Vision loss doesn’t just affect your eyesIt has been documented that hearing loss is associated with a higher risk of cognitive impairment. New research suggests that vision loss may share the same link. The study looked at data collected from two large American studies and the researchers found that seniors who had difficulties seeing objects from a distance were two to three times more likely to develop cognitive impairment.

The researchers suggest that regular visits to eye specialists could help detect vision impairment early on so that treatment could be recommended, slowing the progression or onset of cognitive impairment.


Dr. Suzann Pershing, senior study author, explained, “The potential interactions between neurosensory (vision and hearing) impairment and cognitive impairment are still not very well understood.”

Among Americans over the age of 40, vision problems affect one in every 28 persons. That number is expected to double by 2050.

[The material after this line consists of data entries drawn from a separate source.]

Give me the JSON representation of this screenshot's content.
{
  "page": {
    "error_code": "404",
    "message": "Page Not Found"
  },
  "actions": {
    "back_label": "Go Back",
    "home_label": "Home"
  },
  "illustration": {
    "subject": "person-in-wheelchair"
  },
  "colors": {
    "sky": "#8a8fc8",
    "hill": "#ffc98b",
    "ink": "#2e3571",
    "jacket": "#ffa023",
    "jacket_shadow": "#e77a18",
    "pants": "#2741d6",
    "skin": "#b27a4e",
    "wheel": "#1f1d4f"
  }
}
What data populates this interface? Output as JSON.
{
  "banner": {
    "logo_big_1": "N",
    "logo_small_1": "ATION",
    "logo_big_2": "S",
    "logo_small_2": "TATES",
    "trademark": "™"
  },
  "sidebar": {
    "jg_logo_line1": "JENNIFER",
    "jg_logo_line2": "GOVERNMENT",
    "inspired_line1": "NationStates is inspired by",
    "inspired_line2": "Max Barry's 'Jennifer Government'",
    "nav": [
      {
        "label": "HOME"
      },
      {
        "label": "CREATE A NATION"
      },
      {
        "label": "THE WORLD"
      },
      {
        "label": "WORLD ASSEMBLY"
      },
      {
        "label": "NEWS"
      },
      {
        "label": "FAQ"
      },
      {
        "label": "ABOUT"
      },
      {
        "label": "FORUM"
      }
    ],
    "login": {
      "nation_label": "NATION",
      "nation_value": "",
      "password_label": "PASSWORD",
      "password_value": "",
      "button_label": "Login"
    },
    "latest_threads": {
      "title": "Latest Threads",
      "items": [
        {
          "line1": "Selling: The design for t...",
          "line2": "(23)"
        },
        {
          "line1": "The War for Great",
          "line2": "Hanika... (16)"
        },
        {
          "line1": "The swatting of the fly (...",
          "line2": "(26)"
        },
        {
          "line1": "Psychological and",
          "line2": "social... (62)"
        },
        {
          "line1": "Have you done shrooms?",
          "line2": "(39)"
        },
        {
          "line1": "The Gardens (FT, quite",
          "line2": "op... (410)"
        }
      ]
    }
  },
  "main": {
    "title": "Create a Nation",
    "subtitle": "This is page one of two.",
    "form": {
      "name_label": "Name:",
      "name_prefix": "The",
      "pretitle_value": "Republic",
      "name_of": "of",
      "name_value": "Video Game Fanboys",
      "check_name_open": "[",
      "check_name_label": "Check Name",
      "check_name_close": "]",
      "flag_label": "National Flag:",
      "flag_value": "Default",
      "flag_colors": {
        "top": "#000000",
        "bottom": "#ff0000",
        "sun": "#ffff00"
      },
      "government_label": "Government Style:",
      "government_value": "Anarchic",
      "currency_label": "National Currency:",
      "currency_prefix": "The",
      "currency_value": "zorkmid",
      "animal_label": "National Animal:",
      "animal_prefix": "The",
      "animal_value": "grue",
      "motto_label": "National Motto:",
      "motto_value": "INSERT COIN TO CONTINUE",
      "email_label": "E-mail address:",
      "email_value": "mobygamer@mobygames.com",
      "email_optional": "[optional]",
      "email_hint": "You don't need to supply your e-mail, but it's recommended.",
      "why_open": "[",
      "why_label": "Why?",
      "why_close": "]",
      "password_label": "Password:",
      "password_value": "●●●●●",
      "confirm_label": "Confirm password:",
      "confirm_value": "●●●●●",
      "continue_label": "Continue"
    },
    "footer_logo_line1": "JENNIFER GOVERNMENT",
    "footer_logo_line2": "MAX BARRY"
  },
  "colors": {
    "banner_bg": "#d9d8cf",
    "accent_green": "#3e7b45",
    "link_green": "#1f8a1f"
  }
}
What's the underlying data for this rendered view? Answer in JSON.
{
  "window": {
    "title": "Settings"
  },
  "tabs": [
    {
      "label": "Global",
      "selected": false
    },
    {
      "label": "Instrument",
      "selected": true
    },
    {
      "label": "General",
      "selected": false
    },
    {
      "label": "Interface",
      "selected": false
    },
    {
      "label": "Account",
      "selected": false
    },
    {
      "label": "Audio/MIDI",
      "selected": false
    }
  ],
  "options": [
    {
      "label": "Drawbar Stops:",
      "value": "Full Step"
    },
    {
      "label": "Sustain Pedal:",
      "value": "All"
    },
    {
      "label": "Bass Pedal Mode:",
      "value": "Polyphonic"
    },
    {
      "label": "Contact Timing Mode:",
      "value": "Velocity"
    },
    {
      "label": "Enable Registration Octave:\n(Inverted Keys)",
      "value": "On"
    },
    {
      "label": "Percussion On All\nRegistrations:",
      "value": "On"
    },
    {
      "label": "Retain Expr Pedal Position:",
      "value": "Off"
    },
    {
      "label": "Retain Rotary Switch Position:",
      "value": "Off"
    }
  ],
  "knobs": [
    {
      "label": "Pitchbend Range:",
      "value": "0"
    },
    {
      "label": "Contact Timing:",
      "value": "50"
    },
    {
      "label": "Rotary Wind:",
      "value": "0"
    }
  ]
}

“But (these neurosensory interactions) are increasingly relevant given a growing US population of older adults. We have greater numbers of individuals who are experiencing diseases and functional limitations of aging as they grow older,” Dr. Pershing continued.

Vision loss linked to higher dementia risk

The study included data from nearly 2,975 persons over the age of 60 along with over 30,000 participants over the age of 65.

Participants were asked about their vision, bothersome vision problems, and other health issues. Cognitive assessments were also conducted along with testing for dementia. Eyesight was tested as well.

Nearly one quarter of the participants had cognitive impairment of dementia.

The researchers found that having distance vision worse than 20/40 and having the perception of poor vision was associated with a three-fold greater risk of cognitive decline. Near vision problems were associated with a higher risk of dementia


Dr. Pershing added, “It makes intuitive sense that vision impairment might lead to social disengagement and speed up cognitive decline. Similarly, cognitive impairment when severe may result in functional visual impairment, even if the eyes are structurally healthy.”

The study is another reminder that seniors should be checking their vision regularly to avoid any long-term problems.